“HELL OR HIGH WATER” My rating: A-
102 minutes | MPAA rating: R
“Hell or High Water” is about two brothers on a crime spree. But David Mackenzie’s film has a lot more on its mind than mere suspense and thrills.
Imagine the Coen Brothers’ “No Country for Old Men” filtered through the sensibilities of a Bruce Springsteen ballad about sibling tensions and economic alienation, enacted by players who in some instances are giving their best perfs ever, and set against a bleak West Texas landscape so carefully rendered you may find yourself trying to spit out the dust.
And although it was filmed a year ago, it damn near serves as an ethnological study of Trump voters.
The film begins with a bank heist. Brothers Toby (Chris Pine) and Tanner (Ben Foster) pull on ski masks and barge into a branch of the Texas Midlands Bank in an oil spot of a rundown town. Brother Tanner is clearly enjoying his power over the employees and customers — a bit too much, actually. He has to be admonished by his sibling after pistol whipping a slow-moving bank employee.
Because Ben Foster has so often played eye-rolling loonies, we assume that his ex-con Tanner is the criminal mastermind behind the unfolding series of bank robberies. Actually it’s the low-keyed Toby who came up with the plan to steal money from the same bank threatening to foreclose on the family’s run-down ranch.
Estranged from his wife and two teenage sons and way behind on his alimony, Toby hopes to pay off the mortgage with the bank’s own money. At least he’ll be able to leave the family spread to his boys. Heck, there may even be black gold under it.
The brothers have a system, hitting different branches at off hours, then burying the getaway cars out on the back 40. They launder the stolen cash by gambling at an Indian casino up in Oklahoma.
But it’s a given that at some point the hair-trigger Tanner will deviate from the plan and throw the entire enterprise into jeopardy.
Because there’s a relentless lawman on their trail. Jeff Bridges is Marcus, a crusty old Texas Ranger facing an uneasy retirement. Marcus has been catching crooks for so long that he thinks like them; he’s just waiting for one little screwup.
In the meantime he passes the time making politically incorrect observations about the heritage of his long-suffering half-Commanche partner (Gil Birmingham).
That’s the plot. But the screenplay by Taylor Sheridan (who most recently gave us the first-rate drug war saga “Sicario”) is noteworthy for all the other stuff going on just below the surface.
“Hell or High Water” is an unexpectedly touching story of sibling love, economic desperation and class anger.
It’s a revenge fantasy for everyone who feels they’ve been screwed by the system. (In one transcendent bitter/funny moment, Bridges’ lawman looks a bank manager up and down and observes: “Now that looks like a man who could foreclose on a house!”)
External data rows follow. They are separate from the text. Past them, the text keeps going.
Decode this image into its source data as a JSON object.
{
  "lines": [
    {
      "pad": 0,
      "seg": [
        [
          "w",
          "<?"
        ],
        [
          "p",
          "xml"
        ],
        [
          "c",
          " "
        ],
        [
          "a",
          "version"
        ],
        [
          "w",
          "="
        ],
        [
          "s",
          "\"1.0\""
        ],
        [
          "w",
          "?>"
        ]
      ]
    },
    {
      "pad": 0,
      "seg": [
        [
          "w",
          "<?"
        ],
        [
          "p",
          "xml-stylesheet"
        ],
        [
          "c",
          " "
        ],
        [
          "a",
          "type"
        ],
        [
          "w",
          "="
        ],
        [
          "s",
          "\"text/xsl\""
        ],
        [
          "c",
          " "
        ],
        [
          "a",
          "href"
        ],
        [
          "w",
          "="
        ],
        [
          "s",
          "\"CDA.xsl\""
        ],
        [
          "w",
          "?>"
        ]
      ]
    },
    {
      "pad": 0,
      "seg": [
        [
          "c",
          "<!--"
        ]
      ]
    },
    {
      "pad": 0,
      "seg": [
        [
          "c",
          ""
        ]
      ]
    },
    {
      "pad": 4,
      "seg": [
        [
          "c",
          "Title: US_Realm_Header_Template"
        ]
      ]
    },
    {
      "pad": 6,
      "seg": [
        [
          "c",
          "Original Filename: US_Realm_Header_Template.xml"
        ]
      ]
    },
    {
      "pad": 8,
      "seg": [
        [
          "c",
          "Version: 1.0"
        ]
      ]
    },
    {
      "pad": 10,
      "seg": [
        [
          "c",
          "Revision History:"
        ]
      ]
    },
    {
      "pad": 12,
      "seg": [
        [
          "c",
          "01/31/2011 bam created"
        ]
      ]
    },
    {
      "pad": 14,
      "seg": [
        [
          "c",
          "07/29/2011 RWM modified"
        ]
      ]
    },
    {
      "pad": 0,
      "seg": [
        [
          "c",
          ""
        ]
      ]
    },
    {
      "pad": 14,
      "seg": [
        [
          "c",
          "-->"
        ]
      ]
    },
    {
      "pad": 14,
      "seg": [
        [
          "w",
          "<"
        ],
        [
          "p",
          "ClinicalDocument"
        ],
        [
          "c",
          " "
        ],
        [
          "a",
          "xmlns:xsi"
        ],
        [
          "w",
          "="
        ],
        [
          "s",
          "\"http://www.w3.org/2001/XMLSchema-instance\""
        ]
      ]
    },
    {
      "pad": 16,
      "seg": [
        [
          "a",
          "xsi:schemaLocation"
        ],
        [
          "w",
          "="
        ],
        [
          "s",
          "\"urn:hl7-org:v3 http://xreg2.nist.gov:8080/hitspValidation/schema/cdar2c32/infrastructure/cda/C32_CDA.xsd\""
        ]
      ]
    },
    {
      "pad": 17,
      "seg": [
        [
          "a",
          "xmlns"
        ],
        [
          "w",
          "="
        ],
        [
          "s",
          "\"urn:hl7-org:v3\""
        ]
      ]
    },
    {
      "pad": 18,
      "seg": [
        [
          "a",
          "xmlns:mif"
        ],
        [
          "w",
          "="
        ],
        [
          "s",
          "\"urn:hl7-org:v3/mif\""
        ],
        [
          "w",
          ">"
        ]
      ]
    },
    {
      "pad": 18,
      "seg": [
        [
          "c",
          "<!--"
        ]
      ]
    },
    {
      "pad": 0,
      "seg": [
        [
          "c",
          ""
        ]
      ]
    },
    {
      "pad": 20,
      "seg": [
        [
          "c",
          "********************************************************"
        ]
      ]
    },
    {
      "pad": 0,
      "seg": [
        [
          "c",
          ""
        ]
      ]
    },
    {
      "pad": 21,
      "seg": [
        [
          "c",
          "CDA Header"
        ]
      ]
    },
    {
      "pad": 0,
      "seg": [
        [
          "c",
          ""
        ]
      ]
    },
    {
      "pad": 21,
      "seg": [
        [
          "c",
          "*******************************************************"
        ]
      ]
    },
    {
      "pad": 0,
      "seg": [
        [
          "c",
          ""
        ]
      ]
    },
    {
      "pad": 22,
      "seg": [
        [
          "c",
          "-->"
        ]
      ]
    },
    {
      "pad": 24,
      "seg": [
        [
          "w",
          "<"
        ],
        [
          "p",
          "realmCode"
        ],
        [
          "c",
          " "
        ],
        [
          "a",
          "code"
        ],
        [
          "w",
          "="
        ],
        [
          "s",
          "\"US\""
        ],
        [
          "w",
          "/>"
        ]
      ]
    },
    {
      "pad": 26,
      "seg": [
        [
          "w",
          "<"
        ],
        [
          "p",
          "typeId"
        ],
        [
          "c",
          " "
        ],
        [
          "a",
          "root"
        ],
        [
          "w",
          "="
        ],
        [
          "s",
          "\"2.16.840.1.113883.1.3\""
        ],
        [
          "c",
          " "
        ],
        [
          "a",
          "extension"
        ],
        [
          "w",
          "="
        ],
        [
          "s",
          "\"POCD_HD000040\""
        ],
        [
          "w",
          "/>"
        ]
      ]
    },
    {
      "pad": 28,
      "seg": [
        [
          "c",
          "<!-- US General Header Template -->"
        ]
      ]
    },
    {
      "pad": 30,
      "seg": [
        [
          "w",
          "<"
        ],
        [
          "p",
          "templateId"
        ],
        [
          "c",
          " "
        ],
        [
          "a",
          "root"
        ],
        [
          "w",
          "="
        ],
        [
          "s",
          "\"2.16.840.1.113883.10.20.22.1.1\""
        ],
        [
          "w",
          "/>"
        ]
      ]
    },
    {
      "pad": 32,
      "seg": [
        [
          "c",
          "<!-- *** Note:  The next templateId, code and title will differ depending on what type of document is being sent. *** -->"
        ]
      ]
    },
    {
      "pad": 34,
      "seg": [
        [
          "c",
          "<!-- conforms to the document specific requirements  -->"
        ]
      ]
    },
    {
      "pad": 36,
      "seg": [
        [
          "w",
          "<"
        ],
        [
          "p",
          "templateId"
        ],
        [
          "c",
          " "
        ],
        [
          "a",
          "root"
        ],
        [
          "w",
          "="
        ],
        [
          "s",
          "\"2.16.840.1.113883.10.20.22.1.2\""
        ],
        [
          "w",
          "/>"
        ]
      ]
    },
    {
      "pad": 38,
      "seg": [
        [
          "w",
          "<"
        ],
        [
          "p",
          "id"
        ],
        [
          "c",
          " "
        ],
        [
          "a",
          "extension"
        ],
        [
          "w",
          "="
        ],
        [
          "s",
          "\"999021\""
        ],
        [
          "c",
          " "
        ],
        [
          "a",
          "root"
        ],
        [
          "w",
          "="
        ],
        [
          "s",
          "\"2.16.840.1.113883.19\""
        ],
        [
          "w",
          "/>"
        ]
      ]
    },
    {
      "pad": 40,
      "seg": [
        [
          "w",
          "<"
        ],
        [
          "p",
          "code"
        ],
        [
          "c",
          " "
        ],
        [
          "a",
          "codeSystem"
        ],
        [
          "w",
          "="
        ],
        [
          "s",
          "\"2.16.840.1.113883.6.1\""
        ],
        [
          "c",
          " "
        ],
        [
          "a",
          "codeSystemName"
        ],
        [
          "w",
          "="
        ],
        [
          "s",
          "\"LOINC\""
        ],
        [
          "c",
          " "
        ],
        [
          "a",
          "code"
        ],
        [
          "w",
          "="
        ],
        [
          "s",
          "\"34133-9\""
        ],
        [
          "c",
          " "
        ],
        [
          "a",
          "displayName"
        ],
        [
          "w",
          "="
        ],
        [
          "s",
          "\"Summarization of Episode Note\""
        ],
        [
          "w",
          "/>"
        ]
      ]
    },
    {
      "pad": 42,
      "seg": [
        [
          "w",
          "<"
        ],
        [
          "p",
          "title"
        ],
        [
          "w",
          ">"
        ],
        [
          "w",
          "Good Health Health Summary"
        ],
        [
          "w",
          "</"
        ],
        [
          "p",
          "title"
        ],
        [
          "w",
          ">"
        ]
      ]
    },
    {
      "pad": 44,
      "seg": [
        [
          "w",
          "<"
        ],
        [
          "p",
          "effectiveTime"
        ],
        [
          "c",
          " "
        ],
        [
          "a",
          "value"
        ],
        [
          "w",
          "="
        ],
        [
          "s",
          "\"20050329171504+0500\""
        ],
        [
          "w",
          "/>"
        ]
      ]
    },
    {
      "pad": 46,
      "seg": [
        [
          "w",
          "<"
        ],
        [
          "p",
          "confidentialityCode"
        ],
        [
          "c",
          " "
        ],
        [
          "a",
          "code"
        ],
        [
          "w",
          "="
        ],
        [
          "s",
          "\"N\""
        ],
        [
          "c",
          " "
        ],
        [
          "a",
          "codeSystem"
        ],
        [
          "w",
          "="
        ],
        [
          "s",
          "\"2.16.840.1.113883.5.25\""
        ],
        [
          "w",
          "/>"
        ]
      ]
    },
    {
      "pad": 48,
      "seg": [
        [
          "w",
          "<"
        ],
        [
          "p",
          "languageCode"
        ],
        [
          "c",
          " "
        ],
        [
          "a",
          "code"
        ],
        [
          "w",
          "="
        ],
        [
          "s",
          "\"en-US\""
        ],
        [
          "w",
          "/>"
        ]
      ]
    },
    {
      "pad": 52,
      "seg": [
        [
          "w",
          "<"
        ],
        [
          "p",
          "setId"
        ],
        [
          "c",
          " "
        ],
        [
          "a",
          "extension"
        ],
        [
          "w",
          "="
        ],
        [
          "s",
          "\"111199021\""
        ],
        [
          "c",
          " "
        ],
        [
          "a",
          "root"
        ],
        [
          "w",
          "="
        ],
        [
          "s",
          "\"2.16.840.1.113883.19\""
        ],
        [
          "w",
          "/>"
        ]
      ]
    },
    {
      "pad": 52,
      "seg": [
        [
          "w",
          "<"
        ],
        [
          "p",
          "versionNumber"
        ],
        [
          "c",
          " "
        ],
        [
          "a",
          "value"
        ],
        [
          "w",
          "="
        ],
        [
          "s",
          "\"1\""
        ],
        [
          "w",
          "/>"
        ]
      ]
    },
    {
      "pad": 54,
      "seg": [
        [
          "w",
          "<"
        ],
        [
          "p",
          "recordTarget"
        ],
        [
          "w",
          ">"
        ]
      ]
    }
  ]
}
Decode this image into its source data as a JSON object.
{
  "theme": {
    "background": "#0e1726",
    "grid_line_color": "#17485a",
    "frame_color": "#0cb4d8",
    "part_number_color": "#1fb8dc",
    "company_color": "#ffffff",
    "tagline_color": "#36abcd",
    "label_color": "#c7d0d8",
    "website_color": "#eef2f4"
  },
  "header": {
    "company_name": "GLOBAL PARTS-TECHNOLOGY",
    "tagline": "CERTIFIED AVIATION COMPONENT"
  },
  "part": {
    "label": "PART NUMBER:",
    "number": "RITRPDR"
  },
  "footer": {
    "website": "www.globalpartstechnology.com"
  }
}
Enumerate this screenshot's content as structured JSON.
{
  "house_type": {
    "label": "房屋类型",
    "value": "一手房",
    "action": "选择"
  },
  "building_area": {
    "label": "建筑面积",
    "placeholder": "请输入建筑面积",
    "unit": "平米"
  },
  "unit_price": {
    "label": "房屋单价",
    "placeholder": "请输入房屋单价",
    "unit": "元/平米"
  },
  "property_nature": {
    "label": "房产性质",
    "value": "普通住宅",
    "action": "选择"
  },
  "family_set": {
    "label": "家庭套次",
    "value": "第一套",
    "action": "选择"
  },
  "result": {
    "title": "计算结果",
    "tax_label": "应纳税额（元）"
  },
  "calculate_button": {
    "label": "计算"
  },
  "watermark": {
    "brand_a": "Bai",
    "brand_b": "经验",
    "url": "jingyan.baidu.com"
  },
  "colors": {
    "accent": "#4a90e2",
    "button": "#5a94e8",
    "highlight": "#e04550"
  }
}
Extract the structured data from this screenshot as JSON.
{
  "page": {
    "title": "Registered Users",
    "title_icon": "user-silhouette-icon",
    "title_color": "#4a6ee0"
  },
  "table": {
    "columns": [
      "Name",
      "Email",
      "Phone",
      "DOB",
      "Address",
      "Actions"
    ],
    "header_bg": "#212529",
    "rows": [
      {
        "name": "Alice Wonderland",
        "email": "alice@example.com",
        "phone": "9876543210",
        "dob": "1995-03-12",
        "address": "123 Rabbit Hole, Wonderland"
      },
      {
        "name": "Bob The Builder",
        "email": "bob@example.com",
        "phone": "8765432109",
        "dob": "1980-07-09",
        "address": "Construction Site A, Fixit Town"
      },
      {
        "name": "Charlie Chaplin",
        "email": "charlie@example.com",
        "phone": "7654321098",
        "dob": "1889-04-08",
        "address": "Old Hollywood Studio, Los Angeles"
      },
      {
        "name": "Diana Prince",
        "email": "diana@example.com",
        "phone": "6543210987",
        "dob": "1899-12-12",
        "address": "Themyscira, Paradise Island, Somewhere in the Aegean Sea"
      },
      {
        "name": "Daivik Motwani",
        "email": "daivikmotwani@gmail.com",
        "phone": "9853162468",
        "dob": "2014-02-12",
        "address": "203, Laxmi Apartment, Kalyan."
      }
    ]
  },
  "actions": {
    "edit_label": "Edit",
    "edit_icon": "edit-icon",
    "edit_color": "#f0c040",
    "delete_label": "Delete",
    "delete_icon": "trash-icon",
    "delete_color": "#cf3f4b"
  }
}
Even the production design makes sociological points. This is a movie you can taste.
And it’s an acting feast.
We expect excellence from Bridges, who in “Crazy Heart,” “True Grit” and other recent roles has cornered the market on old-fart cantankerousness.
But Pine and Foster here kick themselves into a whole new league.
Pine nails the moral ambiguity of a desperate man who talks himself into believing that his crimes are justified. Up to now he’s been a likable but lightweight screen presence (Captain Kirk in the “Star Trek” franchise), but in “Hell or High Water” he plumbs new depths, achieving an unexpected gravity.
And Foster, whose mad-dog act in movie after movie long ago became a cliche, here tones things down, giving the dangerous Tanner a sort of tragic grace.
Perhaps the most remarkable thing about this movie, though, is that director Mackenzie, an Englishman with only one other American-made film to his credit, has so perfectly captured the distinctive look and feel of a very specific locale.
There’s hardly a shot in this film that isn’t giving us some essential information about the world Toby and Tanner occupy, from the empty landscape to the sun-weathered faces and the bitter humor that is a requirement for getting through each day.
Yes, this is a crime drama. And a fine one.
But it goes much, much deeper than that.